Ditadura da Argentina: impunidade mais de 40 anos depois
29 de julho de 2020Anahí Marocchi nunca esquecerá o 18 de setembro de 1976: ela e a mãe estavam em Tandil, situada 350 quilômetros a sudoeste de Buenos Aires, quando descobriu que seu amado irmão Omar, dois anos mais novo, desaparecera. Anahí ainda se lembra de como ambas desabaram em prantos no banheiro. Desde então, não há vestígios de Omar Marocchi, então com 19 anos, nem de sua namorada Susana Valor, então grávida de três meses.
Hoje, 44 anos depois, ela ainda luta por um esclarecimento e punição: "Não se trata apenas de Omar, de uma pessoa. Defendo todas as vítimas da ditadura militar argentina e todos os que lutam por justiça."
O homem que se acredita estar por trás do assassinato de Omar Marocchi foi descoberto em Berlim, onde vive impune há sete anos. Trata-se de Luis Esteban Kyburg, vice-comandante de uma unidade naval de elite comprovadamente envolvida em crimes internacionais.
Oposicionistas como Marocchi eram levados ao centro de detenção secreta em Mar del Plata, onde eram abusados sexualmente, torturados e mortos. Kyburg, de 72 anos, enfrenta há anos um mandado de prisão internacional, acusado de envolvimento no sequestro e assassinato de 152 pessoas. Enquanto outros militares já foram condenados por esses crimes na Argentina, ele está à solta em plena capital alemã.
Kyburg fugiu para Berlim em 2013, quando deveria testemunhar num processo na Argentina. Dois anos depois esta solicitou sua extradição, mas Kyburg está protegido por um passaporte alemão. O Ministério Público de Berlim assumiu o caso e coopera com os promotores em Mar del Plata e Buenos Aires.
"A nacionalidade de Kyburg não deve protegê-lo do cumprimento da lei. O caso de Omar Marocchi é apenas um entre muitos milhares que foram torturados, mortos, abusados e sequestrados na Argentina", disse em Berlim o advogado Wolfgang Kaleck, fundador e diretor geral do Centro Europeu de Direitos Constitucionais e Humanos (ECCHR). "A Alemanha deve cumprir suas responsabilidades e levá-lo a tribunal aqui."
Uma luta longa continua
Calcula-se que o regime ditatorial do general Jorge Rafael Videla fez "desaparecerem" cerca de 30 mil membros da oposição. As forças de segurança sequestravam os levavam a centros de tortura secretos e os assassinavam. Muitas vítimas eram jogadas no Atlântico nos assim chamados "voos da morte", ou sedadas ou já mortas. Entre elas, estiveram cerca de 100 alemães e alemãs, incluindo Elisabeth Käsemann, filha do conceituado teólogo de Tübingen Ernst Käsemann.

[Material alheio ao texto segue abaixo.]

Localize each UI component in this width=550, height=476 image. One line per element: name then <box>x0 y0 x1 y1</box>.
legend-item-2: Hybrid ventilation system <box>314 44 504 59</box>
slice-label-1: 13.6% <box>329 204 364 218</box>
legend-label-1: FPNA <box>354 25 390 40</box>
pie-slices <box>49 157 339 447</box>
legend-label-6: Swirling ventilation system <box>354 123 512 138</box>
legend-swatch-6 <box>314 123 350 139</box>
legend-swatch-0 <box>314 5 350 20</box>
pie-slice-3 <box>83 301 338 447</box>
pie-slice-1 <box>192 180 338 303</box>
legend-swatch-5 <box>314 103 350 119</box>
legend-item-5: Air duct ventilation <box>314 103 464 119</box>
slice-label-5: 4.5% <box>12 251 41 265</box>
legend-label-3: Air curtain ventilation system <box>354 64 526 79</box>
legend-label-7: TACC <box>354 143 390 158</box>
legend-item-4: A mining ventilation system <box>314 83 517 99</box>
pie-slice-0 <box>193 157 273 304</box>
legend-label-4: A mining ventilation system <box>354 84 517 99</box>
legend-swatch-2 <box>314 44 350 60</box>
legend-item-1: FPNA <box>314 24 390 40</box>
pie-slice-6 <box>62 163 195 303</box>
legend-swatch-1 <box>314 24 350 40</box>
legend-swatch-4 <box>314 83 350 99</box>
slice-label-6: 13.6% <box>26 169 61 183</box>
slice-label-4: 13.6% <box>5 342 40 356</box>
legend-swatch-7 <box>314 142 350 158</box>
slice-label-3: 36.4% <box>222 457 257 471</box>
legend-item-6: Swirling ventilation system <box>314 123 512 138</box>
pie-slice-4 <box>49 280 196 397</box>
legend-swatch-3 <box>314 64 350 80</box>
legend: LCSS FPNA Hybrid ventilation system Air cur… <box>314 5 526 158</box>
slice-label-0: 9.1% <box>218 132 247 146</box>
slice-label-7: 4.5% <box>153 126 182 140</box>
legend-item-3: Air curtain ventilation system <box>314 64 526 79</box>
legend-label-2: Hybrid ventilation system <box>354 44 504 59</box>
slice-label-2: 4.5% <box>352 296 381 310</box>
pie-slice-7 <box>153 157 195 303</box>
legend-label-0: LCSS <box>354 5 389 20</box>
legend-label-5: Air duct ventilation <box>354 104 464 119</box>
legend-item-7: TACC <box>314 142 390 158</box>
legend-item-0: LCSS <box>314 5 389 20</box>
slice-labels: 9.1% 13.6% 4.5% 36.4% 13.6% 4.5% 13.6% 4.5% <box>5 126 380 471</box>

Logo após o desaparecimento de seu irmão, Anahí Marocchi ingressou em organizações de direitos humanos, e há décadas está em contato com as mães e avós da Plaza de Mayo. "Essa não é uma luta breve. A procura dos responsáveis me ocupa há décadas", afirma.
Nas últimas semanas, Marocchi recebeu grande apoio através de mensagens por WhatsApp, SMS e e-mail. Muitos antigos amigos de escola do irmão pediram que ela perseverasse e prosseguisse. "Isso me fez incrivelmente bem", conta. A mídia argentina também tem dado destaque ao caso.
Ela parte do princípio que Kyburg era uma figura importante numa rede perfeitamente organizada: "Sempre estivemos convencidos de que devia haver uma gigantesca organização para esse plano sistemático da Junta. E sempre faltavam responsáveis. É provável que ele saiba muito sobre o meu irmão." É claro que os acusados sempre vão se recusar a divulgar informações e insistir em sua inocência, mas ela ainda espera descobrir mais: "Eu procuro respostas. Quero saber como o meu irmão morreu."
Contudo, Kyburg ainda pode conseguir se safar, pois o Ministério Público de Berlim tem que provar que ele assassinou Omar Marocchi. Para isso, precisa de declarações de testemunhas, especialistas e peritos da Argentina. O caso Kyburg pode durar anos.
Apesar disso, Anahí Marocchi não vai desistir. Na Argentina foram necessárias décadas para levar os oficiais militares responsáveis à Justiça. "A Alemanha não deve ser um refúgio para um homem que cometeu crimes contra a humanidade. Kyburg deve enfrentar a punição que merece, também como um sinal para o futuro, pois, caso contrário, esses crimes vão se repetir."